The afternoon we meet with Starboy he is also filming with a European documentary maker. While he is getting credit for his work with European platforms and people like us, the local government is not supporting him. “They think we are causing problems in the neighbourhood because we are a group of boys that are hanging here at the stadium together, but we are constructive and doing everything but that,” he says. “This is just the best place to cycle at!”. Starboy talks about the dream of having a skatepark in Lagos. “Here at the back of the stadium would be amazing, there is a lot of empty space that’s not in use.”

Two boys arrive on a motorbike. They stop and park the bike on the side.

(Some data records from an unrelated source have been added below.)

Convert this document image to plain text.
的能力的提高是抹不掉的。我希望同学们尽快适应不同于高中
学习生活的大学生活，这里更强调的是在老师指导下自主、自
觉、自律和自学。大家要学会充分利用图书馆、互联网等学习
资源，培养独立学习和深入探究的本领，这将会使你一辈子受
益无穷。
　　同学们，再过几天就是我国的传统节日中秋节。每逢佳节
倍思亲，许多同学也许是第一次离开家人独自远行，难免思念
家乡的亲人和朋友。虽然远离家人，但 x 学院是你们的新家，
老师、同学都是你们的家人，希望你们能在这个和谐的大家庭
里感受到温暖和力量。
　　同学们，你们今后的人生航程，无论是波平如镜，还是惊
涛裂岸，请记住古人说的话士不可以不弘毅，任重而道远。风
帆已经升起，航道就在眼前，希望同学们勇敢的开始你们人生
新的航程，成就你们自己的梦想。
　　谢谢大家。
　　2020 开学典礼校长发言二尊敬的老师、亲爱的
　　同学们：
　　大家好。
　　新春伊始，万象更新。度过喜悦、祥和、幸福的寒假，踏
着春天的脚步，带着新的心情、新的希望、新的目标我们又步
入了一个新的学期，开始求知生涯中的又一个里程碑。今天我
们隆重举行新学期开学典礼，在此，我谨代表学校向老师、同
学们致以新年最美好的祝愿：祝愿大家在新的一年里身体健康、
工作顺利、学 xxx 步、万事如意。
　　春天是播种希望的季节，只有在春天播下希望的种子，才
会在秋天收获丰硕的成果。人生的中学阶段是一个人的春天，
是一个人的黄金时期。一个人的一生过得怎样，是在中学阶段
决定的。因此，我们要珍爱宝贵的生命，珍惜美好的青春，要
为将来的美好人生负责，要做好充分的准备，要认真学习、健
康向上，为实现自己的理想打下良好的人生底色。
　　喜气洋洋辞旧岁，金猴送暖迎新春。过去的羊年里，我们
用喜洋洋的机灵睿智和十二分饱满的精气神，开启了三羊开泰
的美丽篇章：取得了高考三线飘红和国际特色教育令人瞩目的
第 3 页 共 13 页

Some boys are discussing something and soon they start moving the bike, putting it next to the little plateau on which we’re all chatting – the BMX boys are going to jump over it. They all grab their BMX and create a queue. Coco and I watch from a small distance. The owner of the bike seems relaxed and not worried about this bike being damaged. One of the boys, Taiwo, walks around and shoots some clips of it on his phone. He has covered his face with his football jersey – the cute boy transforms into a tough-looking cool kid with his chest out. Coco pulls out her camera and starts taking pictures of the boys and their tricks. The boys like the camera and start to circle around her on their bikes, trying to show off. Some stop cycling and pose for her.

After some 15 minutes of taking pictures, Starboy walks up to us. He has to go to his next appointment. He jumps on his BMX and leaves. The boys soon follow him, also on their BMX bikes. Only Taiwo sticks around and he walks next to us, holding his shirt in his right hand “My BMX is broken,” he says.